Hepatit B (Sarılık) aşısı
- Bir ay arayla iki kez uygulanır ve 6. ayda tekrarlanır. Veya birer ay arayla 3 aşılama yapılır. Son aşıdan 2 ay sonra kanda hepatit B kontrolü yapılmalıdır.
- 1–5 yıl süreyle bağışıklık sağlar. Her 5 yılda bir tekrarlanmalıdır.
- Rutin aşılama programına alınması gereken kişiler:
- Hepatit B -pozitif (özellikle e-antijeni pozitif) annelerin yeni doğan bebekleri
- Hepatit B taşıyıcısı olan kişilerin eşleri
- Ailesinde hepatit B taşıyıcısı olan çocuklar
- Hekim, hastabakıcı, hemşire gibi sağlık personeli: Özellikle böbrek diyaliz ünitelerinde ve ameliyathanelerde çalışanlar.
- Hastalığın sık görüldüğü bölgelere yolculuk yapan veya akut hepatitli hastalarla temas eden kişiler
- Bağışıklık yetmezliği olan kişilerde antikor gelişimi geç veya yetersiz olabilir.

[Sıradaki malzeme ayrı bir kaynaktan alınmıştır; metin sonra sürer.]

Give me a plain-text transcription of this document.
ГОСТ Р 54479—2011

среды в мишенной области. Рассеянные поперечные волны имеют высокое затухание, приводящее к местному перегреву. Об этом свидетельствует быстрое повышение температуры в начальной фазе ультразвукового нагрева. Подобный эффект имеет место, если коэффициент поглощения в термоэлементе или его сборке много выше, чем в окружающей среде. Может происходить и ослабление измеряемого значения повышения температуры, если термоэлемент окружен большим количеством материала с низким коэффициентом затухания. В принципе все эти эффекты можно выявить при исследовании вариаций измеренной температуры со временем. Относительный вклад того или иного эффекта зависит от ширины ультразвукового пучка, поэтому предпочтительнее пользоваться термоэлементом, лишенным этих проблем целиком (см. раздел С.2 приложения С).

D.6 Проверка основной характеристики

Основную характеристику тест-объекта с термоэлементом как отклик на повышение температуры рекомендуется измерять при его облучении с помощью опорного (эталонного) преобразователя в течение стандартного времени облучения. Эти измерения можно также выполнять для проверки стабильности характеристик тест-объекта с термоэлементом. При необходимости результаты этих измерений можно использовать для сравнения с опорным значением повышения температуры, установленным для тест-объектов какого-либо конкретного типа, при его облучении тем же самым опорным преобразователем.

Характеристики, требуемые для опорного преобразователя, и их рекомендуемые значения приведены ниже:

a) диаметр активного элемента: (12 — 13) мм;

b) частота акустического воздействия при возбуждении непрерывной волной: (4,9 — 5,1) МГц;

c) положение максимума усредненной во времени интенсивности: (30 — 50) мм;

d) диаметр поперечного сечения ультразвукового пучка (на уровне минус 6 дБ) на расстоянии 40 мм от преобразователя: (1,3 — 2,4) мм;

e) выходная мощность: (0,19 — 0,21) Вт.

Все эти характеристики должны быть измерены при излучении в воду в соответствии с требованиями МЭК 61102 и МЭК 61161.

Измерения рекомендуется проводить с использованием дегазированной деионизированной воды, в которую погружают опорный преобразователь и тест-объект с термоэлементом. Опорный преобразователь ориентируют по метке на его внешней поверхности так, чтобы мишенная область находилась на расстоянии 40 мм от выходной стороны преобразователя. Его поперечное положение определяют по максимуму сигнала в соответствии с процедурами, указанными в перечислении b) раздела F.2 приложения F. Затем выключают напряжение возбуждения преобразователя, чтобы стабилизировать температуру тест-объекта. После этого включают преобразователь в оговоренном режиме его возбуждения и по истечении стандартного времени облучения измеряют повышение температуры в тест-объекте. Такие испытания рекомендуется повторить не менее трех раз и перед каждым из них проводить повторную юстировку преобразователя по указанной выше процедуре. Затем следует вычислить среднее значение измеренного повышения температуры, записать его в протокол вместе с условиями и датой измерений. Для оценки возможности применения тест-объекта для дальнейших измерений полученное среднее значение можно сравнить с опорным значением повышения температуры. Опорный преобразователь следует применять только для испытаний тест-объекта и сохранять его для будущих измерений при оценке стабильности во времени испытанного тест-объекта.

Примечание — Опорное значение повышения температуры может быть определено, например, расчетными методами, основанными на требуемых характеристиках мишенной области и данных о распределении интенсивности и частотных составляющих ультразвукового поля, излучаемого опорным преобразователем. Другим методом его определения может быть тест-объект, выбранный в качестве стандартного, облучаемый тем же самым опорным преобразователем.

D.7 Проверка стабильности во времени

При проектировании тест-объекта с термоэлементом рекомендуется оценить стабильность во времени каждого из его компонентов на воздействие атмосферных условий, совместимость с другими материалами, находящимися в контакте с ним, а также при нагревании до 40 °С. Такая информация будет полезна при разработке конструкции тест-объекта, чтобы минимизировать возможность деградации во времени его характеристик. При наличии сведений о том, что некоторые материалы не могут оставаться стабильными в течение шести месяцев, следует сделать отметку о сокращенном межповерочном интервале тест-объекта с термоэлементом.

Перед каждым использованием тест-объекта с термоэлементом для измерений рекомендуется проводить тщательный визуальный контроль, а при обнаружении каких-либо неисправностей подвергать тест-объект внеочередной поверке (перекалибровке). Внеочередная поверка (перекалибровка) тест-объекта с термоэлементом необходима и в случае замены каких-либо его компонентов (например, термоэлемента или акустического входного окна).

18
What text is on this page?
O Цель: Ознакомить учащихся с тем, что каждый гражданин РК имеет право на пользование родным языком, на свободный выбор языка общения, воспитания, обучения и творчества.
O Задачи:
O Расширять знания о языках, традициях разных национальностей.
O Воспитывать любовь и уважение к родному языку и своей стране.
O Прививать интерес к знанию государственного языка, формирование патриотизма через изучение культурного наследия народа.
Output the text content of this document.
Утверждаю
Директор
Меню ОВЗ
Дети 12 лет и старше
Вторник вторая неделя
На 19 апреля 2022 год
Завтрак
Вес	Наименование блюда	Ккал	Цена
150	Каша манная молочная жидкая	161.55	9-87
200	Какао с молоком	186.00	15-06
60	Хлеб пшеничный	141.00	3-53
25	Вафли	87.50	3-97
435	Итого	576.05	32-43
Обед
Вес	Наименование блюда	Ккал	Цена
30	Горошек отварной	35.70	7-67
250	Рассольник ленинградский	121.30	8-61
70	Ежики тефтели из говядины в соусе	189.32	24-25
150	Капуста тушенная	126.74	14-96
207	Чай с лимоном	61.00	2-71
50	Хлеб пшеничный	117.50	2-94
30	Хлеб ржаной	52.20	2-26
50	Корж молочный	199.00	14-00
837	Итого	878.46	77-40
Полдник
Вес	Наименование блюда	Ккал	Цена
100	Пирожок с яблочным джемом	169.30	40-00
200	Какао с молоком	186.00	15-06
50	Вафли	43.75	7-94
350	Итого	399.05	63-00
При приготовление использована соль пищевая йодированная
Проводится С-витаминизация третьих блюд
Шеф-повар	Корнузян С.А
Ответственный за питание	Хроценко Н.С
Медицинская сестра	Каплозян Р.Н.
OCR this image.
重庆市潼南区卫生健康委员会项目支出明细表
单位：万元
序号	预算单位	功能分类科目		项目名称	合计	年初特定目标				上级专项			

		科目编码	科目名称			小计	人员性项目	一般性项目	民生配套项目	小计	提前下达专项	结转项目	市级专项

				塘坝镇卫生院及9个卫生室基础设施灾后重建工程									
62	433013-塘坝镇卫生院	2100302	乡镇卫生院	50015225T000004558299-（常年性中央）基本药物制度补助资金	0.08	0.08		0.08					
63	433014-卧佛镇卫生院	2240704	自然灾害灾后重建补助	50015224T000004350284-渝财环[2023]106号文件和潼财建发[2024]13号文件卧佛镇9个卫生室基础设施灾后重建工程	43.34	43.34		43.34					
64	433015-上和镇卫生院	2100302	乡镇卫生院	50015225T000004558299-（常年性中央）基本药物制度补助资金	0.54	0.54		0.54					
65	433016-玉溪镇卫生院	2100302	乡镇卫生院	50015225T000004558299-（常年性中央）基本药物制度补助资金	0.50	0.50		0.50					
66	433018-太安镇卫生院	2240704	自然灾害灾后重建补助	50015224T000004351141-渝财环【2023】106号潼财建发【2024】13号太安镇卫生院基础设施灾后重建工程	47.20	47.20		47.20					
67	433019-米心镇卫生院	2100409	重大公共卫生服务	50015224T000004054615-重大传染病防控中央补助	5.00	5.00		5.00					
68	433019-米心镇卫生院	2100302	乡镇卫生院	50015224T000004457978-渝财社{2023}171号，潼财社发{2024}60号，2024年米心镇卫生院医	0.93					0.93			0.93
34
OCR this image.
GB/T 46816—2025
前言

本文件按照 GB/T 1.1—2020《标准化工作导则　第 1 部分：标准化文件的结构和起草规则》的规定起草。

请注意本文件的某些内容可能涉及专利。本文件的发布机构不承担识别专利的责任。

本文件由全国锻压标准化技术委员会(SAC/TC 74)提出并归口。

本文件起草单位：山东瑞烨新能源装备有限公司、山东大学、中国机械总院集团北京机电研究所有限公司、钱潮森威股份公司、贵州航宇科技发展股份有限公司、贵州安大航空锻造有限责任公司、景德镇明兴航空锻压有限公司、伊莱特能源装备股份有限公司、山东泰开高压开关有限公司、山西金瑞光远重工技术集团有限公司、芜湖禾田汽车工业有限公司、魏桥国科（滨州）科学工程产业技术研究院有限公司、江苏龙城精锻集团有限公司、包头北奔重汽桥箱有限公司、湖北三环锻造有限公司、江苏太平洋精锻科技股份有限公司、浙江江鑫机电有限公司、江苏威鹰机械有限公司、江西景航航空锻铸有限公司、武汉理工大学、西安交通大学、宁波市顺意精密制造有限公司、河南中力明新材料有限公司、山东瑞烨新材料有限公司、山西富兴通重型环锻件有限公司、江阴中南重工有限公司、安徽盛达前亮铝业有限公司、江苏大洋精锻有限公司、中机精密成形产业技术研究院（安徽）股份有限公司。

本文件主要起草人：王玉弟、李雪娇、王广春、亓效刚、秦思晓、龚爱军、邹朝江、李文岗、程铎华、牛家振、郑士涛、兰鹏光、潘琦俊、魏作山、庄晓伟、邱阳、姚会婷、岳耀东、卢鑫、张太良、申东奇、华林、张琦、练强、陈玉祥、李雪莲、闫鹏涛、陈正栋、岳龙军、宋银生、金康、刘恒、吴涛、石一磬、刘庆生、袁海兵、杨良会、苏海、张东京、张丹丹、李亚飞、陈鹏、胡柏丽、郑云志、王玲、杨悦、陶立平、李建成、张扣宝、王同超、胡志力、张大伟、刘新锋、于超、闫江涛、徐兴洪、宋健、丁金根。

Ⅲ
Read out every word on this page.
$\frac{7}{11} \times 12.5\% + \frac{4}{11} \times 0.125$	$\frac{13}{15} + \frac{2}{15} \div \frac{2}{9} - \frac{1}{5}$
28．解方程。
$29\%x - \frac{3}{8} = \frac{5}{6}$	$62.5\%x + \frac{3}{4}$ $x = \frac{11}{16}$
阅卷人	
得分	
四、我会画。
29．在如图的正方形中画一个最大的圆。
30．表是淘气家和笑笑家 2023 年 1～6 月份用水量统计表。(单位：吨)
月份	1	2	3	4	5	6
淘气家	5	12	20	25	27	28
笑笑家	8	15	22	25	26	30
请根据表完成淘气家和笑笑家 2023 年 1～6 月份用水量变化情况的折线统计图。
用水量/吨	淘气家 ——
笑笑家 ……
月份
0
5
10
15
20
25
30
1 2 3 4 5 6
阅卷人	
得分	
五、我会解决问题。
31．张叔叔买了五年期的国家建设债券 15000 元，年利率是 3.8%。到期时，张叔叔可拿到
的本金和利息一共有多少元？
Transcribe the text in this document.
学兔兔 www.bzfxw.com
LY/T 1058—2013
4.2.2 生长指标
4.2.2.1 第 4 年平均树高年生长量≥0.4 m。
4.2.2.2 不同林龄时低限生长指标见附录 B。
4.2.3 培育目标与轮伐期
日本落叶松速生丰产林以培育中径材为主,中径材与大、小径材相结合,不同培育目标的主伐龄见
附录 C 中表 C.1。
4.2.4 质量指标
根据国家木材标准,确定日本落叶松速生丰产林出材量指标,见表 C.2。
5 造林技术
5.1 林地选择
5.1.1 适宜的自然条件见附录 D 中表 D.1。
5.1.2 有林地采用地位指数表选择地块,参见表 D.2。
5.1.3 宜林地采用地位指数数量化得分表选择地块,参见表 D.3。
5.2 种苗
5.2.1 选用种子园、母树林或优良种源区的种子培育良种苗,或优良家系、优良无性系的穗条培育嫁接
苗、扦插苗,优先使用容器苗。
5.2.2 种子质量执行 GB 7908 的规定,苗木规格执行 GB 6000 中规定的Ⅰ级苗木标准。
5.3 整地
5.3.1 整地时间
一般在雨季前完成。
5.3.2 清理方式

Aşıyla korunma her insanın hakkı
Özellikle yüksek riskli kişiler olarak adlandırılan bireylerin ve onlarla yakın temasta olan kişilerin aşılanmasının hayati öneme sahip olduğu, “Tüm 65 yaş üstü bireyler, tüm sağlık çalışanları, kronik hastalığı olan kimseler, bağışıklığı baskılanacak ya da baskılanmış olanlar (Organ nakli hazırlığı yapılan hastalar gibi), huzur evi ya da bakım evi gibi yerlerde yaşayan ya da çalışanlar yüksek riskli grupta yer almaktadır. Sonuç olarak, aşıyla korunma her insanın hakkıdır. Aşılama sadece çocuklara yönelik bir işlem gibi düşünülmemelidir. Unutulmaması gereken şey; korunmanın, tedavi etmekten daha kolay, daha ucuz ve daha güvenli olduğudur.”